You (or some other code block) needs to look at how the memory pages are marked in the TLB system.
One way is to mark the page read only then on a write handle the 
exception validate the writer and mark the page writable for that context.
Then mark a bit that the page needs to be pushed to disk.

Filesystem code also flows through code that can mark it as dirty and
needing to be pushed to media.  Since some file writes are well managed
with exclusion flags at the open some things get easy.
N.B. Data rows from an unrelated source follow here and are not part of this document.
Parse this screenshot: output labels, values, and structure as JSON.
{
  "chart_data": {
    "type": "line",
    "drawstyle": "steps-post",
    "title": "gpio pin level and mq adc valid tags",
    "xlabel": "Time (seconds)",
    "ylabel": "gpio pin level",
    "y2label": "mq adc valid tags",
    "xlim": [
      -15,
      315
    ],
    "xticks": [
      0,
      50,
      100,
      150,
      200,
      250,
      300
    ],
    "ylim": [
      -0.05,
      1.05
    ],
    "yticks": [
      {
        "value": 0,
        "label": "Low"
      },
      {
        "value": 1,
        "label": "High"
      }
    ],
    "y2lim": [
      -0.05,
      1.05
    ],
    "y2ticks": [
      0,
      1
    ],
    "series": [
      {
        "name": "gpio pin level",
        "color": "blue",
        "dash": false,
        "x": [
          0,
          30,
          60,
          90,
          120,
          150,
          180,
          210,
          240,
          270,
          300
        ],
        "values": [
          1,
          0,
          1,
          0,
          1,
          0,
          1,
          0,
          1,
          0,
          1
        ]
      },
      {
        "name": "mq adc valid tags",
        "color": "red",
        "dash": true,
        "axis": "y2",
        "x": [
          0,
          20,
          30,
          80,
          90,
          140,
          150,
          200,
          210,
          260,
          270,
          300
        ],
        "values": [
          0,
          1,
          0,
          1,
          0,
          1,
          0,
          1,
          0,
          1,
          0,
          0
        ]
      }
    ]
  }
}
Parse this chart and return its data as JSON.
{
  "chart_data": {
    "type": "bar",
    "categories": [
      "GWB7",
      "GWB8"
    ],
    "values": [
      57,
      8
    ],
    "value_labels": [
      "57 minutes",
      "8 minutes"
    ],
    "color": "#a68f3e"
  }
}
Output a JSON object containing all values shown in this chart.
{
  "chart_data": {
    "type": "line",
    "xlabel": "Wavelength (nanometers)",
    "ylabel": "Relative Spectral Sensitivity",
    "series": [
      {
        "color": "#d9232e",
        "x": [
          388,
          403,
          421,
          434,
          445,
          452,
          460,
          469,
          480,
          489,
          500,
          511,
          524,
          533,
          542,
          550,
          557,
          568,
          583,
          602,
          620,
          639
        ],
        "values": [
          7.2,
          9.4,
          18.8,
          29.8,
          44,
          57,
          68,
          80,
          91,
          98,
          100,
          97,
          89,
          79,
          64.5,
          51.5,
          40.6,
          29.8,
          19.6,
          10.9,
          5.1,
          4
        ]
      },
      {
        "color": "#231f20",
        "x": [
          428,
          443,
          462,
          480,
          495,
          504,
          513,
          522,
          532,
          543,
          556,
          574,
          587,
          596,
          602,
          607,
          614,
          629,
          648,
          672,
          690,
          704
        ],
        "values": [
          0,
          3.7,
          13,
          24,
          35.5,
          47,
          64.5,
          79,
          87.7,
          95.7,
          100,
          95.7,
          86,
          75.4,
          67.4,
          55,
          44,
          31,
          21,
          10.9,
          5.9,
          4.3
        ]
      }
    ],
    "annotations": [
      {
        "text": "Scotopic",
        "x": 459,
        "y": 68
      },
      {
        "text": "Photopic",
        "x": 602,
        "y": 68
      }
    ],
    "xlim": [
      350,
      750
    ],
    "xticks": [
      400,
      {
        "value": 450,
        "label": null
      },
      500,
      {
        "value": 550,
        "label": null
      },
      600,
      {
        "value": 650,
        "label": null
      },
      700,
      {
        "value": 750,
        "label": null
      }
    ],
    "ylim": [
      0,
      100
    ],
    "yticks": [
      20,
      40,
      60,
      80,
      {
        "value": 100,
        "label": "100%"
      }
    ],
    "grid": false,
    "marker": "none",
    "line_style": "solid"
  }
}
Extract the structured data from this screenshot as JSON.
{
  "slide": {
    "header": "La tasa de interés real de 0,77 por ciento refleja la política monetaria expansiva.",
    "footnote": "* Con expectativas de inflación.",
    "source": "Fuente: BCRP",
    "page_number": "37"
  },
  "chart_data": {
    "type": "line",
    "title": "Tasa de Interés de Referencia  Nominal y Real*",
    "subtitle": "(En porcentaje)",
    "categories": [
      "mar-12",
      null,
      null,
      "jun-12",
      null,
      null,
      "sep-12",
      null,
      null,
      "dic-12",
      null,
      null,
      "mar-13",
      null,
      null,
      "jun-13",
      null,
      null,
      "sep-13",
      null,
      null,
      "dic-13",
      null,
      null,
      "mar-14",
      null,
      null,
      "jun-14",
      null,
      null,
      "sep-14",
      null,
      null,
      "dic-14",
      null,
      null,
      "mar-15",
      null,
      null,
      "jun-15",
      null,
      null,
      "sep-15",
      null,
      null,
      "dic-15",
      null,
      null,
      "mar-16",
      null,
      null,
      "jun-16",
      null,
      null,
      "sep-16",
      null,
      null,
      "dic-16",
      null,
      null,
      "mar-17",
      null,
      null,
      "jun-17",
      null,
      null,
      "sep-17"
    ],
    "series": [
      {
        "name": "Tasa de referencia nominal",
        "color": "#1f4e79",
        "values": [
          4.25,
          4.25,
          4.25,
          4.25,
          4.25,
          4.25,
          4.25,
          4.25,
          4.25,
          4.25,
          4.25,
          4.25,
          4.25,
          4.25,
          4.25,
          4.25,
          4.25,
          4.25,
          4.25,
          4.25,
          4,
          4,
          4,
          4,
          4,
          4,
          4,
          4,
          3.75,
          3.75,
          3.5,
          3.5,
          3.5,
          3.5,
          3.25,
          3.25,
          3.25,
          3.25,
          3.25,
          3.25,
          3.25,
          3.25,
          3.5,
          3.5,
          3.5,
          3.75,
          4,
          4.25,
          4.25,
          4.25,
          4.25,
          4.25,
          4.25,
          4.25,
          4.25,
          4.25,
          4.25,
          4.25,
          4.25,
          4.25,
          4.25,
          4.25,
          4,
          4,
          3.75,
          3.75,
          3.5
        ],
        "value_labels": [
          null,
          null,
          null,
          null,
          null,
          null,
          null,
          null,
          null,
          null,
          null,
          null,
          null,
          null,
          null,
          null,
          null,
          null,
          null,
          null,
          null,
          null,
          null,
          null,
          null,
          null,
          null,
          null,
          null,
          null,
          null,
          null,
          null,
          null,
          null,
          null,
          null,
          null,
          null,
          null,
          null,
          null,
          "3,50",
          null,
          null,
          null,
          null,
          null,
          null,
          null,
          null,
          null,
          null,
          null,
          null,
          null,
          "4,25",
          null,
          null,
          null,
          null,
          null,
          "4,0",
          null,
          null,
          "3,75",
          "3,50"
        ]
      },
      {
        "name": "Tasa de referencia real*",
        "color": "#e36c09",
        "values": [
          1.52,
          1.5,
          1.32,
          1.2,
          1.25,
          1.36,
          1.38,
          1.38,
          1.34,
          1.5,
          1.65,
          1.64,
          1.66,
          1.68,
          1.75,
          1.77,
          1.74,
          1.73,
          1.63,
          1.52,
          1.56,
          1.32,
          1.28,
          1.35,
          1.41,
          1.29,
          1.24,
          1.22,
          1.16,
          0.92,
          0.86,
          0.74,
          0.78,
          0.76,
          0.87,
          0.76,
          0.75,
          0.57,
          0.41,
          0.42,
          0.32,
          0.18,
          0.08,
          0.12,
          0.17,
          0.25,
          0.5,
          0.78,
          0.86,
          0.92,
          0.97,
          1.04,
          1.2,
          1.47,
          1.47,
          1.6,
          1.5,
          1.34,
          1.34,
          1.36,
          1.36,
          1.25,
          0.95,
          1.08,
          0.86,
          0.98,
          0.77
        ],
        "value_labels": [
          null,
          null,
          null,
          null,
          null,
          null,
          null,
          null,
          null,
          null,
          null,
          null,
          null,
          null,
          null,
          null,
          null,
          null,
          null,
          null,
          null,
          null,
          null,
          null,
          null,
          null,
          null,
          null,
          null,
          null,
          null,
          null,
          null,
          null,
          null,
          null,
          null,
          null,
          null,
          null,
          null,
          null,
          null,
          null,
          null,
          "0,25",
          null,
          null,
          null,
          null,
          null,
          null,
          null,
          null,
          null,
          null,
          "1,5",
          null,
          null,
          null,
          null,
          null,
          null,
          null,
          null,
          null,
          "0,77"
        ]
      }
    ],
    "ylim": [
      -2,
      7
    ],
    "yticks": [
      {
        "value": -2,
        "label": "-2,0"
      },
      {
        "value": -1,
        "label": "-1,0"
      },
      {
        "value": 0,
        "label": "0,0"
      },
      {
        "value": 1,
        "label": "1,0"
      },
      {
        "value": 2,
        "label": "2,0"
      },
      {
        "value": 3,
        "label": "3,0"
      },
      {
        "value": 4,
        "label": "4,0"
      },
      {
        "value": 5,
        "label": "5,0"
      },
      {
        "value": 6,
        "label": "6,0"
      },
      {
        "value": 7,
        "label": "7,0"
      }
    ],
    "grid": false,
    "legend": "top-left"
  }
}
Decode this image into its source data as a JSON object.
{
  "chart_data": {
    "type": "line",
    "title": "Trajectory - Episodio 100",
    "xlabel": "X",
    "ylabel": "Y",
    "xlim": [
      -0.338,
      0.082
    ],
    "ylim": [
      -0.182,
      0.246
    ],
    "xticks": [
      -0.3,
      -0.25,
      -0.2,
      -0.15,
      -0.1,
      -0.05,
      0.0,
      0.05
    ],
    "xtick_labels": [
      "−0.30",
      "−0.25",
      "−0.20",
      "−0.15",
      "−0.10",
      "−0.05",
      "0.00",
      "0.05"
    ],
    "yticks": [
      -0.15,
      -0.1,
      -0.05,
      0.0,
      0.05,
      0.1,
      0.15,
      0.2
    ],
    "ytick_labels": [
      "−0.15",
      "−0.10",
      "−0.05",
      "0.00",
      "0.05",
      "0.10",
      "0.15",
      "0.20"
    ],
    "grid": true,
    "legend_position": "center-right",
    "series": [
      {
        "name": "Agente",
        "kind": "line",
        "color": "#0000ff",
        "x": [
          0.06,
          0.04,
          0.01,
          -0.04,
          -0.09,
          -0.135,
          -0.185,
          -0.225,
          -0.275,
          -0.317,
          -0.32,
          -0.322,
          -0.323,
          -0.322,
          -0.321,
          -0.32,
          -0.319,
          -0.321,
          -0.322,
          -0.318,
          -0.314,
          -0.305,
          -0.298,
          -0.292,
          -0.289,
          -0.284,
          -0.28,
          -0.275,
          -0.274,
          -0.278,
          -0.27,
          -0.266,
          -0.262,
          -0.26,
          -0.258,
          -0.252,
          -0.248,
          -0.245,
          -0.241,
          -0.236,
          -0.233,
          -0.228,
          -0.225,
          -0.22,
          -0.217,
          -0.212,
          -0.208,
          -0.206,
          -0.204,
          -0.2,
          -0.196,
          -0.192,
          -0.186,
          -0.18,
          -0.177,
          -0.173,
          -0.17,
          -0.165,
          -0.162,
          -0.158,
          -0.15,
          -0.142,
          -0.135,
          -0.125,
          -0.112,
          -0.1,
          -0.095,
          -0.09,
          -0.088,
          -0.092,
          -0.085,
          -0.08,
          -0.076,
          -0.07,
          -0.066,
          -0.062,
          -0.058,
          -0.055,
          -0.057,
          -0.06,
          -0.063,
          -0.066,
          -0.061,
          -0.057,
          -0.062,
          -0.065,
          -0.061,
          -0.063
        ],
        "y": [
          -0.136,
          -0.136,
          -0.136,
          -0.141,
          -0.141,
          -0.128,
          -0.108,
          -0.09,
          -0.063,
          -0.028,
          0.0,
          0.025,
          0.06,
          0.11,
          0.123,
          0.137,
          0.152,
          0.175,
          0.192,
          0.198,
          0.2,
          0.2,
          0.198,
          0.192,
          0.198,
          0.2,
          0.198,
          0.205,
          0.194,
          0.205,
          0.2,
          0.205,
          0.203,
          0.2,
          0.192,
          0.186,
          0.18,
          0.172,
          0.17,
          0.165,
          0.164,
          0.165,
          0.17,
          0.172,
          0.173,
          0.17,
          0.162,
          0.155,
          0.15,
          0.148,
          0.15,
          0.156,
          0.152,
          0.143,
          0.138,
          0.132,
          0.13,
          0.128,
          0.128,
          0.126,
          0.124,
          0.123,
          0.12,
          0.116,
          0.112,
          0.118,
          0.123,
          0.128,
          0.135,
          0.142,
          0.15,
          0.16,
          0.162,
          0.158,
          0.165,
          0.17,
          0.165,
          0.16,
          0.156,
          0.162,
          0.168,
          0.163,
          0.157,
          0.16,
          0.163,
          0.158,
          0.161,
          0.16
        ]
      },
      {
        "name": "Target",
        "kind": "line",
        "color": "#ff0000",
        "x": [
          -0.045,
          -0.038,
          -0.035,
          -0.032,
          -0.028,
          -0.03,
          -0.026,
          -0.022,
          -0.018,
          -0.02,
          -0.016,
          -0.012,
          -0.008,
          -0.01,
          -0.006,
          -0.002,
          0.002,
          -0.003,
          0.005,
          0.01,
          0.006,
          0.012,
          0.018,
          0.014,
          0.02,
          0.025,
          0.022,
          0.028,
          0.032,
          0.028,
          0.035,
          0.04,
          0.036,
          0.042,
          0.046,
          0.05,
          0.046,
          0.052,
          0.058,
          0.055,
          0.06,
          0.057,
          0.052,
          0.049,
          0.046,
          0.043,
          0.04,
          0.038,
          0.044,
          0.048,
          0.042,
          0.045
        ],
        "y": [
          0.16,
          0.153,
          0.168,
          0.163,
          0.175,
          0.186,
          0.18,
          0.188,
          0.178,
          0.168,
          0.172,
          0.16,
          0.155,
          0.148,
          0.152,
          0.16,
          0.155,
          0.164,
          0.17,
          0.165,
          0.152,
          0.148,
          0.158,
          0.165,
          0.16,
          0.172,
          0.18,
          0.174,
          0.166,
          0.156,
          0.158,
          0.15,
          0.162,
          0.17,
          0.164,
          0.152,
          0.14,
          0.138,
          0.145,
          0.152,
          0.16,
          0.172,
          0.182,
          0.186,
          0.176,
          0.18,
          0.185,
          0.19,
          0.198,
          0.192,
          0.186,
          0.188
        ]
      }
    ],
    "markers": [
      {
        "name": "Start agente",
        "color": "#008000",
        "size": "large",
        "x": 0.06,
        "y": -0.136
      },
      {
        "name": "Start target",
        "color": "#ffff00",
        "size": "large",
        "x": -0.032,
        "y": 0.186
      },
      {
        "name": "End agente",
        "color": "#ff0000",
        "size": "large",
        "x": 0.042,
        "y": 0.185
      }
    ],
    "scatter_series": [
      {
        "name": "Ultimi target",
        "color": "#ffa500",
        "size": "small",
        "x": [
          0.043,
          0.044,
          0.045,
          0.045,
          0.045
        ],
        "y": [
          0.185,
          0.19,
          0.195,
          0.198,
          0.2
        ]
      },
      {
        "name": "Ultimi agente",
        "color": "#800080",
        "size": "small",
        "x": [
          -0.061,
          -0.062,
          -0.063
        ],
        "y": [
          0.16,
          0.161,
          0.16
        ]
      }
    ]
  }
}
Assumptions can be made as well on the last close and push any
page in memory back to disk.

It is possible for user space file system code to do bookkeeping and 
tell the OS that pages have been modified.   i.e. the content of the file
belong to user space.   Meta data and the block list for the file belong 
to the protected code in the kernel.

Without a TLB protection and exception there is no way to "know" and
other code must do the book keeping.  

Big cautions about multi processor, multi user, access control lists,
files with holes (blocks of NULL) and as always meta data including
extended meta data.  Least I forget filesystem design is difficult.








On Wed, Aug 12, 2015 at 5:36 PM, Raymond Jennings <shentino@gmail.com> wrote:
Hey I'm just curious...how do you detect if a memory page mapped by a page table has been written to or accessed?

I imagine if you're writing a filesystem task, such information would help you know when to flush data back to disk or which pages to keep around if things get tight.

I hope this isn't a stupid question.